I have implemented a UNet-like segmentation model based on MobileNetv3 to do binary segmentation on an Android device. I trained the model on desktop and exported it for PyTorch Mobile by tracing. Its accuracy is as expected.
However, its latency is inconsistent across two different applications on the same device. I have written one app for benchmarking different models by repeatedly feeding them certain inputs, as well as the app that actually uses the models for segmentation (getting Images using CameraX API, segmentation, displaying result).

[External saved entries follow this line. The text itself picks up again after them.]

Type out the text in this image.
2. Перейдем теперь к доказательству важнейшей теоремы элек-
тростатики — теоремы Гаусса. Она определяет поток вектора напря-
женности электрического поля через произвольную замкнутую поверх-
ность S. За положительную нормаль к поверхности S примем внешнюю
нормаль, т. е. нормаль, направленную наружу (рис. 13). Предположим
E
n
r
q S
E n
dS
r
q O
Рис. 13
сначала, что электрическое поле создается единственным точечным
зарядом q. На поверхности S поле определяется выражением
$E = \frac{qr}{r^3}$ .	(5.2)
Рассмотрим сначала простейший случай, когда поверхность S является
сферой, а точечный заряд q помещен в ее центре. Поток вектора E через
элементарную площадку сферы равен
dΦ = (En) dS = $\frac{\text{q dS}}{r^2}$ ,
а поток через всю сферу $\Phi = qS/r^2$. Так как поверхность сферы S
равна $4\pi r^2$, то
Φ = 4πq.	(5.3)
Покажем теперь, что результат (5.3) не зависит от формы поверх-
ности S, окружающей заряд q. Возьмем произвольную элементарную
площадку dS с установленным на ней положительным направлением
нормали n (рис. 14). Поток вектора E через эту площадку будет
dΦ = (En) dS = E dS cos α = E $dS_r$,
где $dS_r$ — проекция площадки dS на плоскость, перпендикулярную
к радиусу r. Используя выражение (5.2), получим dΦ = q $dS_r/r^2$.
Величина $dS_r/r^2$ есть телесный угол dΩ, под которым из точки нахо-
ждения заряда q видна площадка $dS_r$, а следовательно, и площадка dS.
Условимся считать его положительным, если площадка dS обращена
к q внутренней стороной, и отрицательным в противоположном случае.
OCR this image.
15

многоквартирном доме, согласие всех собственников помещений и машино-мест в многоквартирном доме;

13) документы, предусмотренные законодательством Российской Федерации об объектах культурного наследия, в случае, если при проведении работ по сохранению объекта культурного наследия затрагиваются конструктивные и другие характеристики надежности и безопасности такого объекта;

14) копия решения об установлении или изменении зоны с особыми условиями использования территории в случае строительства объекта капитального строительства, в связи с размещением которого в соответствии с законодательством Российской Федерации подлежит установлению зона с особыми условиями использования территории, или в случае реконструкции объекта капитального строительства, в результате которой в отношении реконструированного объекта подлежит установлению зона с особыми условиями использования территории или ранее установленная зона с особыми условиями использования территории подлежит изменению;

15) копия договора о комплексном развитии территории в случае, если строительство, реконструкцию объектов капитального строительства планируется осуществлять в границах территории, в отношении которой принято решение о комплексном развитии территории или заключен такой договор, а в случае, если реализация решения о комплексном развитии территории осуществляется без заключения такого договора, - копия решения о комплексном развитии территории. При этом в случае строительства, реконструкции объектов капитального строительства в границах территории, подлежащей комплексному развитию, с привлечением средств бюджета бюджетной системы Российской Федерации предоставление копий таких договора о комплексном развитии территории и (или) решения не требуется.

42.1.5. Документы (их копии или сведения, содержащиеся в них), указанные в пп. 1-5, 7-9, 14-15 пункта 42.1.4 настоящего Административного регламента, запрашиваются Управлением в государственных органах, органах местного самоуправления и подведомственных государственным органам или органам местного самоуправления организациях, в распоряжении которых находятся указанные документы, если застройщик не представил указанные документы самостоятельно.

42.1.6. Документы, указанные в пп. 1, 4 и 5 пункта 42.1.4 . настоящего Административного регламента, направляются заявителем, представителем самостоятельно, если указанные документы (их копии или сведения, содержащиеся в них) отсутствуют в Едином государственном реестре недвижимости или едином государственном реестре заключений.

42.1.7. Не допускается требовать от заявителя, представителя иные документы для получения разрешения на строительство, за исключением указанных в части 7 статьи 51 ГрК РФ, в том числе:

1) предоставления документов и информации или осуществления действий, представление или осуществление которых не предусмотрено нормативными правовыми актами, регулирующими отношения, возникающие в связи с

In both applications, I measure the time used for inference:
task_start_time = System.currentTimeMillis();
outputTensor = module.forward(IValue.from(inputTensor)).toTensor();
inference_time = System.currentTimeMillis() - task_start_time;
However, the model performs better within my Benchmark App (~27ms/inference in 1000 runs) than within the actual application (~45ms/inference), despite using the exact same code. So my question is:
Which factors might slow down the inference step in one application but not in another?
In my Benchmark App, I do the following:
- Load the model.
- Create a zero array, a random array, or an array from an image (either a single time or once per inference). Values within the array do not seem to affect performance in any case.
- Use the float array to construct the input tensor
- Do inference
- Get results using
outputTensor.getDataAsFloatArray()
- Repeat steps 2-5 n times.
In the actual application, I get an image from the camera, do some pre-processing resulting in a float array of normalized RGB values, pass this to the model for inference, get the results and use them in a post-processing step. Of course this takes longer per iteration, but I would expect the inference time to be consistent across both apps. This is not the case, even if I remove all pre- and post-processing steps and initialize the input Tensor with fixed values at startup…
I am using org.pytorch:pytorch_android:1.7.0-SNAPSHOT
in both applications. I did not change any settings in either one (number of threads e.g). Any guidance is appreciated. Please let me know if I need to provide more implementation details.